Computer Prognostic Model Predicts Breast Cancer Survival

Incorporation of features from the breast cancer epithelium and stroma improves prognosis

THURSDAY, Nov. 10 (HealthDay News) -- A computational system-based prognostic model incorporating breast cancer stromal and epithelial features can be used as a strong predictor of breast cancer survival, with stromal features more predictive of survival than epithelial ones, according to a study published in the Nov. 9 issue of Science Translational Medicine.

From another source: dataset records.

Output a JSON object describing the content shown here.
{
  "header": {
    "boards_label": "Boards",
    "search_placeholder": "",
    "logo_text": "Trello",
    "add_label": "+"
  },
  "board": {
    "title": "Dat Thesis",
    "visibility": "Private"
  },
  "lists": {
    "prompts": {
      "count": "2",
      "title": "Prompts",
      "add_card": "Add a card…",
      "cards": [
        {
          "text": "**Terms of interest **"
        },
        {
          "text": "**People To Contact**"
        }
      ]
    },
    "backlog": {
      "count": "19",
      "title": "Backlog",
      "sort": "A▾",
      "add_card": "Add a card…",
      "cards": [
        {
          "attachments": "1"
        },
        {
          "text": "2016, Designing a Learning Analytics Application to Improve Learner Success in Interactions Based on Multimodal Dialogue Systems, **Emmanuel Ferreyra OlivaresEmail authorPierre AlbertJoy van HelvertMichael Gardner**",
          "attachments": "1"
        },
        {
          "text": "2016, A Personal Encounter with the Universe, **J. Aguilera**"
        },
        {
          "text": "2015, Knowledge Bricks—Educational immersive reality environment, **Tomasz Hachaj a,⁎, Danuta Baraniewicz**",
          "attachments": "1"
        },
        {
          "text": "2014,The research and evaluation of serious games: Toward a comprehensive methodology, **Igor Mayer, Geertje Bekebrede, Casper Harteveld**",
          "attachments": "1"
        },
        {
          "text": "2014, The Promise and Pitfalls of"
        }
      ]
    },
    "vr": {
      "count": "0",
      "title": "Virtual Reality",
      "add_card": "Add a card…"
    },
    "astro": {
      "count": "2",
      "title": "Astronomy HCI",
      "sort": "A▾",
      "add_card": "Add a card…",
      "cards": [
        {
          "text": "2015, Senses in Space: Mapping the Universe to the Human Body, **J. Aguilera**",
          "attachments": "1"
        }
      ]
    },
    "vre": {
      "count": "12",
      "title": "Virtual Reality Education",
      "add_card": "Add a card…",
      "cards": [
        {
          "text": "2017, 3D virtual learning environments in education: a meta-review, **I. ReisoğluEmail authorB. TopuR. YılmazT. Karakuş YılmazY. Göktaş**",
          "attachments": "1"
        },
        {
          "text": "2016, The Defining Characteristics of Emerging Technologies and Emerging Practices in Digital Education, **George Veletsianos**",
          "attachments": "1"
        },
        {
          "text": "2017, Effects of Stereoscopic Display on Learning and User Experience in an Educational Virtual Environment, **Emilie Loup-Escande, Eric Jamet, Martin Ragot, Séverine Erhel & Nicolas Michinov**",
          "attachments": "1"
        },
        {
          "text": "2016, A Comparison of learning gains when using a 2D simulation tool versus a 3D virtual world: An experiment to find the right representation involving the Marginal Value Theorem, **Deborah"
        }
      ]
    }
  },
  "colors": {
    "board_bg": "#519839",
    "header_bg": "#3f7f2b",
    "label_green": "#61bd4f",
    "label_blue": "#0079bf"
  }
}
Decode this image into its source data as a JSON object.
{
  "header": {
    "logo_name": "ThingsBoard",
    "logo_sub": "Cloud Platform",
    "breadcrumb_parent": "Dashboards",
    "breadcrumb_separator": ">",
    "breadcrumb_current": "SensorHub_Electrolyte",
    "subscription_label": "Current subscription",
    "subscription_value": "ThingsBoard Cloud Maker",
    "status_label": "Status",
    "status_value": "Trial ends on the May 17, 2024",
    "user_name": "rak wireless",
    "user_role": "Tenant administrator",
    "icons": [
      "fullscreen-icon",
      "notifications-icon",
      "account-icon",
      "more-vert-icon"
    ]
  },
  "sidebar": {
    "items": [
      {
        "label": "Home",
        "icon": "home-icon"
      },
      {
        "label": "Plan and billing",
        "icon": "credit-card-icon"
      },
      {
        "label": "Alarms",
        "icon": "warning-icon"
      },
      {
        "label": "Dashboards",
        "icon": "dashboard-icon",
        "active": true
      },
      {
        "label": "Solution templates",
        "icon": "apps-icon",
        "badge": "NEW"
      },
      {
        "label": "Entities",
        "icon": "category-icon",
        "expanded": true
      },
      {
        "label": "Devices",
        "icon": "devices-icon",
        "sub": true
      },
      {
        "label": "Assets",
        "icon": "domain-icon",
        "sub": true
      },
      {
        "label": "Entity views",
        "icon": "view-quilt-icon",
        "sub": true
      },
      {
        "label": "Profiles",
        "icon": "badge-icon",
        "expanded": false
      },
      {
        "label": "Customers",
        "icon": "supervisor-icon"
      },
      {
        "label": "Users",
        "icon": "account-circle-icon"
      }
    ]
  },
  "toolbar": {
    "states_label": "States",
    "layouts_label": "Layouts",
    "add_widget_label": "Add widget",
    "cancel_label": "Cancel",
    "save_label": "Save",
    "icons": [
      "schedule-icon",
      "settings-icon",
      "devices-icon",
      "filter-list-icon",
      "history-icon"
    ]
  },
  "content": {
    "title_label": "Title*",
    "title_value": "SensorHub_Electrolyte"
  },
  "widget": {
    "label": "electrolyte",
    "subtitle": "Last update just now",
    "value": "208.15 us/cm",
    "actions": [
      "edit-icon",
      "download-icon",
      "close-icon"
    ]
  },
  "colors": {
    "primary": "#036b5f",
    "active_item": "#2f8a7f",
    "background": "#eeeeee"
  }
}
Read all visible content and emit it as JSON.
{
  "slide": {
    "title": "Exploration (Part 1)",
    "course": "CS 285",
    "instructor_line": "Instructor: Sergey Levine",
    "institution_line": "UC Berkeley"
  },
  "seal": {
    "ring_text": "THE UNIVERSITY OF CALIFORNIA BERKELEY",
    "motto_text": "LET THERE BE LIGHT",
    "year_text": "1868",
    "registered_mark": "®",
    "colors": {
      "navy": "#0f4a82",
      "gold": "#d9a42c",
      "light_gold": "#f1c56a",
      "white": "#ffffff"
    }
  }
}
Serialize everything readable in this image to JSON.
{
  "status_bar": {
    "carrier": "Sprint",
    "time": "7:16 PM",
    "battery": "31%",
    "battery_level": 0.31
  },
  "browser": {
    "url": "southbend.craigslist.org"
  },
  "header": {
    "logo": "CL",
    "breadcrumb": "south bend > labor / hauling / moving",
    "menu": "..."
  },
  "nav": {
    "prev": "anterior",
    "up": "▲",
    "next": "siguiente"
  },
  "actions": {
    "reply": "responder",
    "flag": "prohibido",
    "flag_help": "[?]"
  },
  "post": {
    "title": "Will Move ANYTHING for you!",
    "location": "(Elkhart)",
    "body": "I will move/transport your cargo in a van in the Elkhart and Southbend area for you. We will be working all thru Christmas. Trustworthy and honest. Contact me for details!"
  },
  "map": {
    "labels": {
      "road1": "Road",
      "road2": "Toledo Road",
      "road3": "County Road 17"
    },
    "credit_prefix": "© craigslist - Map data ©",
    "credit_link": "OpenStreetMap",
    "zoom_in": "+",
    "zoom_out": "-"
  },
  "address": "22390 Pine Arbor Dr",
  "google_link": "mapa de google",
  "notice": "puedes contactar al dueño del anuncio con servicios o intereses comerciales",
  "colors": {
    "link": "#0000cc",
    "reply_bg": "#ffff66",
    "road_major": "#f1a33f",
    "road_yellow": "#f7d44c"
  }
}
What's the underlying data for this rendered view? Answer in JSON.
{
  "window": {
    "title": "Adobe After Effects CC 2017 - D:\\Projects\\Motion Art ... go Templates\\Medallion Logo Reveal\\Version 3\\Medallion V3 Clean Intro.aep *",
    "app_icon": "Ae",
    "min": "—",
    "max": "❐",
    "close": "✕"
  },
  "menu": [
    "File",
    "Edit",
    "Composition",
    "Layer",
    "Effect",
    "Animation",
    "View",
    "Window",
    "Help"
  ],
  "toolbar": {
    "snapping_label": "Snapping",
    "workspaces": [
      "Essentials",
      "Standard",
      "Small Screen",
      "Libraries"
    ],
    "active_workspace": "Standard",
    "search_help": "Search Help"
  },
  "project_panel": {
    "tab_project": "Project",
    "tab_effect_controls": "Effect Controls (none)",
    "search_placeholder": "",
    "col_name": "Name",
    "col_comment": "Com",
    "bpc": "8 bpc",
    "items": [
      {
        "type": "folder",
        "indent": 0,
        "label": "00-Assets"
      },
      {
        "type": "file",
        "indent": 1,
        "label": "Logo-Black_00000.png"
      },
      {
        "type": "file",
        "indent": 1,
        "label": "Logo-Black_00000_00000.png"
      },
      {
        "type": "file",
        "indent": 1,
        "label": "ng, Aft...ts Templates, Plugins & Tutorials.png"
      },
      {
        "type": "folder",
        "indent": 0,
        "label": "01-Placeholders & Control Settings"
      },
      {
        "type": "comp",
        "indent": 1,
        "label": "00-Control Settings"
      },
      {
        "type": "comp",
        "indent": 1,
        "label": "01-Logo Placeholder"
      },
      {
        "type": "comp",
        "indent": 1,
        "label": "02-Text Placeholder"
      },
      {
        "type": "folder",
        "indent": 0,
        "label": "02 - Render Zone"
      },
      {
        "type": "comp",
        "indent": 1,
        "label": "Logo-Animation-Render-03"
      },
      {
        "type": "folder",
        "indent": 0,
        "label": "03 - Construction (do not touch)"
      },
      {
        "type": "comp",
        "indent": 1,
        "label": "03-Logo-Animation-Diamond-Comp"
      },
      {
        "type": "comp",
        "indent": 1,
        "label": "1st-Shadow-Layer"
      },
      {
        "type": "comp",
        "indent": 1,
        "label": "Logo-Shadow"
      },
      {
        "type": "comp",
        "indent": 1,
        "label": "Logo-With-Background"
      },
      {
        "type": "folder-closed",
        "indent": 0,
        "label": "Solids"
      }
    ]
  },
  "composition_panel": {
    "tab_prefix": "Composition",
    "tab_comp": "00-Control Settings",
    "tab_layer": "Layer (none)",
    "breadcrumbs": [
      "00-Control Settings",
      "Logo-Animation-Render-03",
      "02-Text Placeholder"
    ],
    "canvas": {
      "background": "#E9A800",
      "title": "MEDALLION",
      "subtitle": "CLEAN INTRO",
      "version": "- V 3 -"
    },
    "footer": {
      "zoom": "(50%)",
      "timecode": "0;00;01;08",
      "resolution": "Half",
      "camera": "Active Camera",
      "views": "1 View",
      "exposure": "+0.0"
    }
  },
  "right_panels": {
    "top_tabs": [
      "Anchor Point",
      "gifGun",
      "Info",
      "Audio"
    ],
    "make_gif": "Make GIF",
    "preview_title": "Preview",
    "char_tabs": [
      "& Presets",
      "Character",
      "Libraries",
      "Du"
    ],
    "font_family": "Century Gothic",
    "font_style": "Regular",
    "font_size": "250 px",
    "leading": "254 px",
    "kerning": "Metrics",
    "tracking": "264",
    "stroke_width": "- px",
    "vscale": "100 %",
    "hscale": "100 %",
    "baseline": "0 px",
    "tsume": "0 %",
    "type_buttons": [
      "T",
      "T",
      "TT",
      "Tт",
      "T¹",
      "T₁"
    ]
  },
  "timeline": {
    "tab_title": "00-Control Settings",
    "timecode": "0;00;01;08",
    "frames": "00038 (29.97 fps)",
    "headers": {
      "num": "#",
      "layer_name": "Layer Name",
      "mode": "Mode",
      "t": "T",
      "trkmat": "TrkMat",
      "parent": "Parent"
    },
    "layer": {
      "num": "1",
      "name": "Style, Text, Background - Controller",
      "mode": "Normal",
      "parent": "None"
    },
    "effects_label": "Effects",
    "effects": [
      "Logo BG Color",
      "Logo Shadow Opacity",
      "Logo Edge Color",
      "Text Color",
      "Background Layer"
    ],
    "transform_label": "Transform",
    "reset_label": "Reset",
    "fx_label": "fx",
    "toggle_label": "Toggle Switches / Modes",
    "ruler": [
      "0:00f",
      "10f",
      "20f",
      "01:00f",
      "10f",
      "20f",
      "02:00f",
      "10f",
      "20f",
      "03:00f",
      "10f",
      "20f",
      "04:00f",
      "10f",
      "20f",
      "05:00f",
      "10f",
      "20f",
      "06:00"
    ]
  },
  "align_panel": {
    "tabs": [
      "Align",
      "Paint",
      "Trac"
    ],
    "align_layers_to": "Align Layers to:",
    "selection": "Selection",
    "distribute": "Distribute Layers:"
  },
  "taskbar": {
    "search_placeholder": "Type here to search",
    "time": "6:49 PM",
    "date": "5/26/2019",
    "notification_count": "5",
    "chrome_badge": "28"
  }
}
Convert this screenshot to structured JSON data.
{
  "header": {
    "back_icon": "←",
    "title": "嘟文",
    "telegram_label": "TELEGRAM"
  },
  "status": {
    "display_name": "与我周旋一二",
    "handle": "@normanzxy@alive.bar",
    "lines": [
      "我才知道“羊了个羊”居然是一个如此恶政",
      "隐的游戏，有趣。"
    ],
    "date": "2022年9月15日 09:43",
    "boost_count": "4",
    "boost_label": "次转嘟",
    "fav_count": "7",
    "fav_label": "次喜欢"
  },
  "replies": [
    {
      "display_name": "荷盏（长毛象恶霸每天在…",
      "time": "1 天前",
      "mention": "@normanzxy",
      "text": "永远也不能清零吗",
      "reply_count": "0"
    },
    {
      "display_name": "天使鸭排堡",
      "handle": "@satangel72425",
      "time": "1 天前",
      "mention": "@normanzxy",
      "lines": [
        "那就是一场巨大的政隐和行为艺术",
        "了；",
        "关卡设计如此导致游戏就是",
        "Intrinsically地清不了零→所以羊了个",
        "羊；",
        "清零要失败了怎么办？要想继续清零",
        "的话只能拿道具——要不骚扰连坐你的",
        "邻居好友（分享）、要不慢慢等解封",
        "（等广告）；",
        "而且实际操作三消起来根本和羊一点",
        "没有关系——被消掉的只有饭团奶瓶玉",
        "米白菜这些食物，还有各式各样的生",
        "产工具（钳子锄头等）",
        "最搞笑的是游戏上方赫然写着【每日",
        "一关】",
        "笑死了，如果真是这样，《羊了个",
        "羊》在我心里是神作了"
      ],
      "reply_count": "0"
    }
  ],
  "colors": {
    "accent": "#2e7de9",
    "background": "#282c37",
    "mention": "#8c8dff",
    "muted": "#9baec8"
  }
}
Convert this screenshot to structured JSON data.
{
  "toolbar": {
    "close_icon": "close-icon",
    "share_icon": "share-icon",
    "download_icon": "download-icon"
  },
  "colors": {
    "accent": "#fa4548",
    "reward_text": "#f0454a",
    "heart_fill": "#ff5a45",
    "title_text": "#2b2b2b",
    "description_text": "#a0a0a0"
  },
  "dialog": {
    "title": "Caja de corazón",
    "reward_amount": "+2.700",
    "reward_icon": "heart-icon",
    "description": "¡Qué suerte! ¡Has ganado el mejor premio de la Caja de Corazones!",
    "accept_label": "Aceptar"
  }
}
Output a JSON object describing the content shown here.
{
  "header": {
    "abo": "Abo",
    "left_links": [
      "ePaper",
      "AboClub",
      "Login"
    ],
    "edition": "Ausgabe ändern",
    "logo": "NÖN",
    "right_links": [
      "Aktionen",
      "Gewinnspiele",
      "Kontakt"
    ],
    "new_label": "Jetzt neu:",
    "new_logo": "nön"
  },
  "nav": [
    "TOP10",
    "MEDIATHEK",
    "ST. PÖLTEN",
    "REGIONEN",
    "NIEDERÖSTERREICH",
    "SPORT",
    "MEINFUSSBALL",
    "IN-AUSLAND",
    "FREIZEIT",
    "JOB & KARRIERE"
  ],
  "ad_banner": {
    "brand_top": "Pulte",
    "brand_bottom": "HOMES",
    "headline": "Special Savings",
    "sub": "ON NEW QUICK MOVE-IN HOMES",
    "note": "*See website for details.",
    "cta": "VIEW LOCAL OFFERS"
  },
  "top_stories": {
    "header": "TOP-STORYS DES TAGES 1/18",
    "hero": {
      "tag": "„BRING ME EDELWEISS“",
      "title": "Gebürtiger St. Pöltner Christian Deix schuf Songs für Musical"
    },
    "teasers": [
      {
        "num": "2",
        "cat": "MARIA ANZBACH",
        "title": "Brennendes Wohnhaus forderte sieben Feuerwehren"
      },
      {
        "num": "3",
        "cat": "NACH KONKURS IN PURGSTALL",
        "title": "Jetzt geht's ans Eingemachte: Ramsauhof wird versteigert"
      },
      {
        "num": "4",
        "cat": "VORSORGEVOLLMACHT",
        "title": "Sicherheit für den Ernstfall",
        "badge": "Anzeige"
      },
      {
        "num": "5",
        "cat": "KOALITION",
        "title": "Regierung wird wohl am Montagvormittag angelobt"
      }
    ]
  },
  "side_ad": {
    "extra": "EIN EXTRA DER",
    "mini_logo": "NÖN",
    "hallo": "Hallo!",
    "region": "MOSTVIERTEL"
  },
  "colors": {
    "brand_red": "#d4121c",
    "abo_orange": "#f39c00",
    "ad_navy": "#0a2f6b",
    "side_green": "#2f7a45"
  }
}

Andrew H. Beck, M.D., from Stanford University School of Medicine in California, and colleagues sought to develop a high-accuracy, image-based predictor of survival in breast cancer by analyzing new clinically predictive morphologic phenotypes of breast cancer. A computational pathologist (C-Path) system was developed to identify a quantitative feature set of 6,642 breast cancer epithelium and stromal features, including both standard morphometric image object descriptors and higher-level contextual, relational, and global image features. These measurements were used to develop a prognostic model score, which was applied to C-Path microscopic images from 248 breast cancer patients from the Netherlands Cancer Institute (NKI), and 328 patients from the Vancouver General Hospital (VGH).

The investigators found a strong and significant correlation between the prognostic model score generated by the C-Path system and overall survival in both the NKI and the VGH cohorts, which was independent of clinical, pathological, and molecular factors. A significant correlation was found between three stromal features and survival, and this correlation was stronger than the association between epithelial characteristics in the model and survival.

"These findings implicate stromal morphologic structure as a previously unrecognized prognostic determinant for breast cancer," the authors write.